Performing Monte Carlo updates in parallel requires careful attention to ensuring that simultaneous updates do not interfere with each other. Because the basic equations governing the Monte Carlo method remain unchanged, performing the updates in parallel requires that a consistent sequential ordering of the updates exists. No particular ordering is required; only the existence of such an ordering is critical. Particles that are farther apart than the range of the interaction potential cannot influence each other, so any arbitrary ordering of their updates is always consistent. However, if some of the particles being updated together are within the range of the potential, they cannot be updated as if they were independent because the result of one update affects the others. Fortunately, the symmetry of the potential guarantees that all of the affected particles are aware that their updates are interdependent.
Note that the Monte Carlo approach to melting or, more generally, any particle simulation is often much harder to parallelize than the competitive time-stepped evolution approach. The latter would be loosely synchronous with natural parallelism. The need for a consistent sequential ordering in the Monte Carlo algorithm leads to the asynchronous temporal structure. It is interesting that on a sequential machine, both time-stepped and Monte Carlo methods would be equally easy to implement. However, even here the sequential ordering for the Monte Carlo would make it hard to vectorize the algorithm on a conventional supercomputer. In discussing regular Monte Carlo problems such as QCD in Section 4.3, the sequential ordering constraint is there but trivial to implement, as the regular spatial structure allows one to predetermine a consistent update procedure. In particular, the normal red-black update structure achieves this. In the melting problem, one has a dynamically varying irregularity that allows no simple way of predetermining a consistent Monte Carlo update schedule.
Each node involved in the conflicting updates must act to resolve the situation by making one of only two possible decisions. For each request for contributions to the difference in potential energy of an update, a node can either send a response immediately or delay the response until its own update finishes. If the node sends the response immediately, it must use the old position of the particle that it is updating. If the node instead delays the response while waiting for its own update to finish, it will use the new position of the particle when its update finishes. If all of the nodes involved in the conflicting updates make consistent decisions, a sequential ordering of the updates will exist, ensuring the correctness of the Monte Carlo procedure. However, if two nodes both decide to send responses to each other based on the current positions of the particles they are updating, no such ordering will exist. If two nodes both decide to delay sending responses to each other, neither will be able to complete their update, causing the simulation to deadlock.
Several features of the concurrent update procedure make resolving such interdependent updates difficult. Each node must make its decision regarding the resolution of the conflicting updates in isolation from the other nodes because all of the nodes are running asynchronously to minimize load imbalance. However, the nodes cannot run completely asynchronously because assigning a consistent sequential ordering to the updates requires that the update procedure impose a synchronizing condition on the updates. Still, the condition should be as weak as possible so that the decrease in processing efficiency is minimized.

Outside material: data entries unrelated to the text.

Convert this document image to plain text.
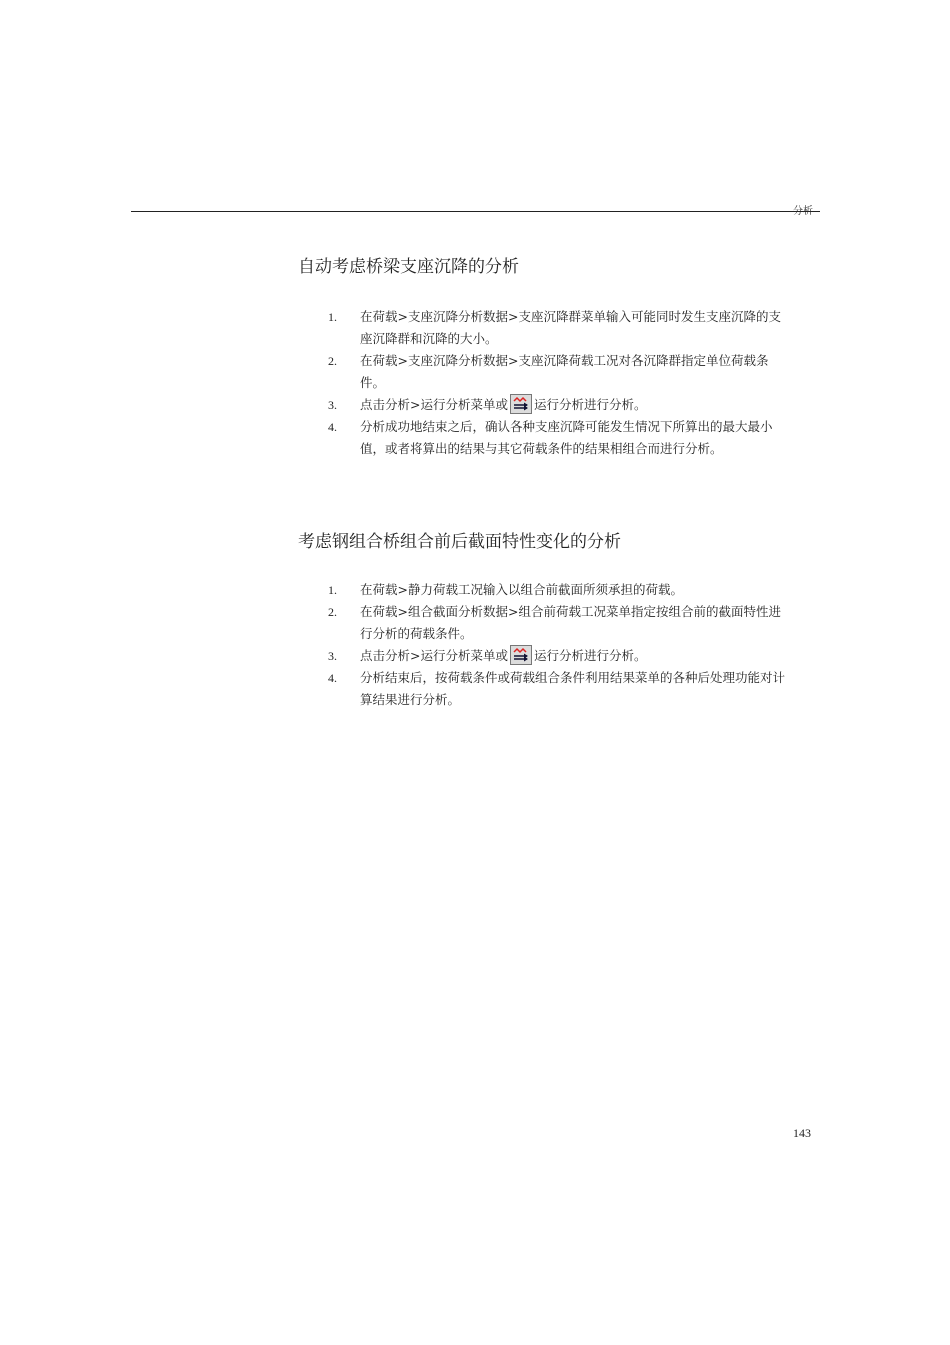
分析
自动考虑桥梁支座沉降的分析
1. 在荷载>支座沉降分析数据>支座沉降群菜单输入可能同时发生支座沉降的支座沉降群和沉降的大小。
2. 在荷载>支座沉降分析数据>支座沉降荷载工况对各沉降群指定单位荷载条件。
3. 点击分析>运行分析菜单或 运行分析进行分析。
4. 分析成功地结束之后，确认各种支座沉降可能发生情况下所算出的最大最小值，或者将算出的结果与其它荷载条件的结果相组合而进行分析。
考虑钢组合桥组合前后截面特性变化的分析
1. 在荷载>静力荷载工况输入以组合前截面所须承担的荷载。
2. 在荷载>组合截面分析数据>组合前荷载工况菜单指定按组合前的截面特性进行分析的荷载条件。
3. 点击分析>运行分析菜单或 运行分析进行分析。
4. 分析结束后，按荷载条件或荷载组合条件利用结果菜单的各种后处理功能对计算结果进行分析。
143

One solution to the problem of correctly ordering interdependent updates requires that a clock exist in each of the nodes. The update procedure records the time at which it begins updating a particle and includes that time with each of its requests for contributions to the difference in potential energy. When a node determines that its update conflicts with that of another node, it uses the times of the conflicting updates to resolve the dependence. The node sends a response immediately if the request involves an update that precedes its own. The node delays sending a response if its own update precedes the one that generated the request. Should the times be exactly equal, the unique number associated with each node provides a means of consistently ordering the updates. When each of the processors involved in the conflicting updates use such a method to resolve the situation, a consistent sequential ordering must result. Using the time of each of the conflicting updates to determine their ordering allows the earliest updates to finish first, which achieves good load balance in the concurrent algorithm.
Although delaying a response to a conflicting update is a synchronizing condition, it is sufficiently weak that it does not seriously degrade the performance of the concurrent algorithm. A node can respond to other nodes' requests while waiting for responses to requests that it has generated. The node that delays sending a response can perform most of the computation to generate the response while it is waiting for responses to its own requests, because the position of only one particle is in question. In fact, the current implementation simply generates the two possible responses so that it can send the correct response immediately after its own update completes.
An interesting feature of the concurrent update algorithm is that it produces results that are inherently irreproducible. If two simulations start with exactly the same initial data, including random number seeds, the simulations will eventually differ. The source of the irreproducible behavior is that all components of the concurrent processor are not driven by the same clock. For instance, the communication channels that connect the nodes contain an asynchronous loop that allows the arrival times of messages to differ by arbitrarily small amounts. Such differences can affect the order in which requests are received, which in turn determines the order in which a node generates responses. Once such differences change the outcome of a single update, the two simulations begin to evolve independently. Both simulations continue to generate configurations with the correct probability distribution, so the statistical properties of the simulations do not change. However, the irreproducible behavior of the concurrent update algorithm can make debugging somewhat more difficult.